Although the economy is no longer in freefall, the two percent growth in 2022 and three  percent growth predicted in 2023 has not made up for the 18 percent decline in 2021. Revenue collection remains down. Increased military spending is coming at the expense of public health and education, where enrollment and matriculation numbers are plummeting.

A young waste collector paddles a polystyrene boat looking for plastic and glass to sell in Pazundaung Creek in Yangon, Myanmar, Jan. 14, 2023. Dozens of Myanmar citizens are taking to the murky creek waters after being unable to find work amid the post-coup economic crisis. Credit: AFP
A young waste collector paddles a polystyrene boat looking for plastic and glass to sell in Pazundaung Creek in Yangon, Myanmar, Jan. 14, 2023. Dozens of Myanmar citizens are taking to the murky creek waters after being unable to find work amid the post-coup economic crisis. Credit: AFP

The NUG’s provision of health, education, and civil administration pose a threat as the regime acknowledges its own loss of control. 

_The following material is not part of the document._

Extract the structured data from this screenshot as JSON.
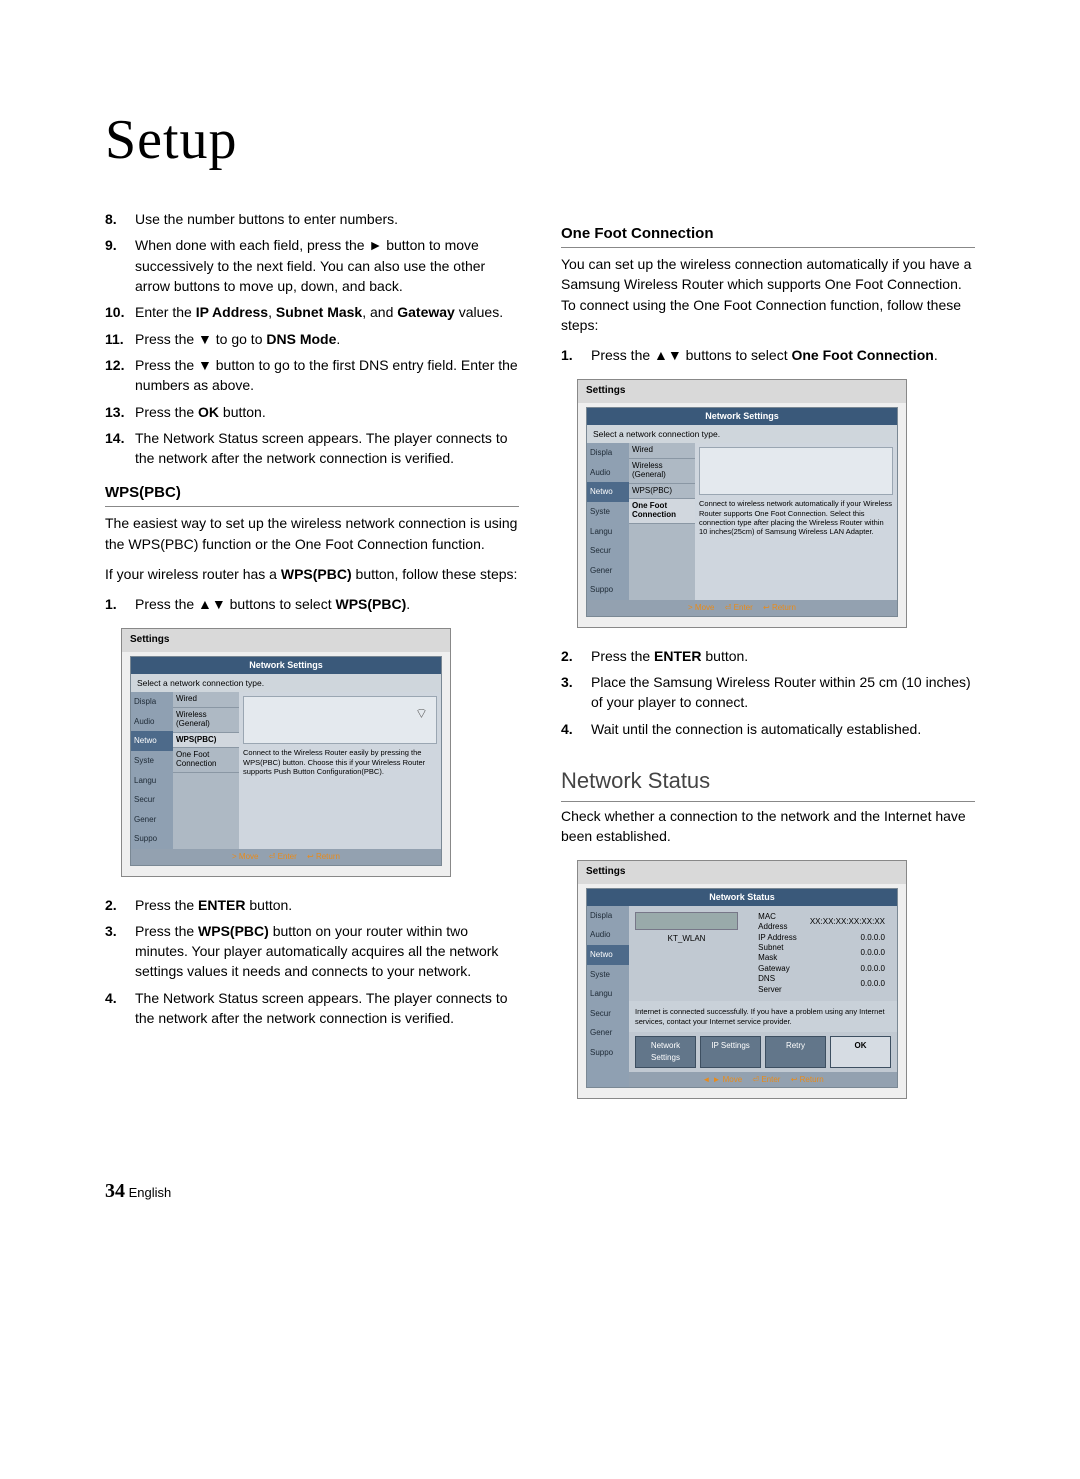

Senior Gen. Min Aung Hlaing, the head of the State Administrative Council, as the junta is formally known, conceded in an event marking the second anniversary of the coup that only 198 of the 330 townships are “100 percent stable,” while the remainder required “security attention”. Leaked minutes of December 2022 Ministry of Interior meeting warned of losing control and predicted escalating attacks. 

The military has admitted losing control in 132 of the 330 townships, or 42 percent. As a sign of their tenuous control, the military declared martial law in 47 townships, 14 percent of the total.  It’s their only form of government administration that appears to be functioning.

The military government has gutted their own civil administration to wage war on its own population and an opposition government that is committed to serving the people.

Zachary Abuza is a professor at the National War College in Washington and an adjunct at Georgetown University. The views expressed here are his own and do not reflect the position of the U.S. Department of Defense, the National War College, Georgetown University or RFA.